Can’t help without exact source code.

  • You’re using RTP_CONTEXT_TYPE_CUDA and RTP_BUFFER_TYPE_CUDA_LINEAR?
  • simplePrimepp is using RTP_QUERY_TYPE_CLOSEST. For pure visibility testing you should use RTP_QUERY_TYPE_ANY.
    It also makes sense to read all other OptiX Prime related posts on this forum. There are some touching visibility tests. Mind, the triangle intersection routine is not watertight for performance reasons.
  • simplePrimepp is also not showing anything performance related, queries are not asynchronous with query->execute(0). For performance you should look at the more advanced examples using multiple buffers (search for RTP_QUERY_HINT_ASYNC). Make sure you use a query size bigger than 65536 to get any asynchronicity.
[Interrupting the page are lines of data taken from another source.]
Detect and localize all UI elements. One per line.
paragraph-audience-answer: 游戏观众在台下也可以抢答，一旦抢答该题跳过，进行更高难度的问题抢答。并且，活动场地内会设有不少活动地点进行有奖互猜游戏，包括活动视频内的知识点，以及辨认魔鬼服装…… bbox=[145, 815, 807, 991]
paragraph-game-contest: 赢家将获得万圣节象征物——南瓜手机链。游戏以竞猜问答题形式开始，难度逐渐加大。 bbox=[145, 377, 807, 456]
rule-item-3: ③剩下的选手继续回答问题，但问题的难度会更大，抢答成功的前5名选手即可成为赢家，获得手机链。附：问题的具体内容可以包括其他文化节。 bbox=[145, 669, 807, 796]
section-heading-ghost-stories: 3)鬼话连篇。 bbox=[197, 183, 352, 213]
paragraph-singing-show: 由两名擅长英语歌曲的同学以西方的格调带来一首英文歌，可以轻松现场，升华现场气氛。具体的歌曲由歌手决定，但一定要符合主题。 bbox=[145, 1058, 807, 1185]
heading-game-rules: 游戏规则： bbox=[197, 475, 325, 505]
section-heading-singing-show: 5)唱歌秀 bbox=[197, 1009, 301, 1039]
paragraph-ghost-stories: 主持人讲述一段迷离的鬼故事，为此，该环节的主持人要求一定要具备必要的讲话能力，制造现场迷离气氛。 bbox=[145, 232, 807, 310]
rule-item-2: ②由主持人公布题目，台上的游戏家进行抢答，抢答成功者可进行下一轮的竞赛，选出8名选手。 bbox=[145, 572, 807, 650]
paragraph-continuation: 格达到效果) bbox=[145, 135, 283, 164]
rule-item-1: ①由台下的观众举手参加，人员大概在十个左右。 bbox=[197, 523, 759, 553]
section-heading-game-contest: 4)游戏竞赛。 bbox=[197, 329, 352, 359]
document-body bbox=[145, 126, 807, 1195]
→ I am using RTP_CONTEXT_TYPE_CUDA and RTP_BUFFER_TYPE_CUDA_LINEAR.

→ I have tested switching from CLOSEST TO ANY - no speedup.

→ I have read through some part of the forum and have not found any clues

→ Not watertight is indeed a slight problem. Is it planned to “fix” this some time, e.g. by providing a slower optional and watertight mode?

→ As for the asynchronous processing, since i do not download or upload any buffers during this test using RTP_QUERY_HINT_ASYNC could only speedup command passing from app to driver to gpu, right? I have tested this and it shows no change in mrays/s. Strangely though, when using the async hint, windows (gui interaction with all programs) completely freezes during the test.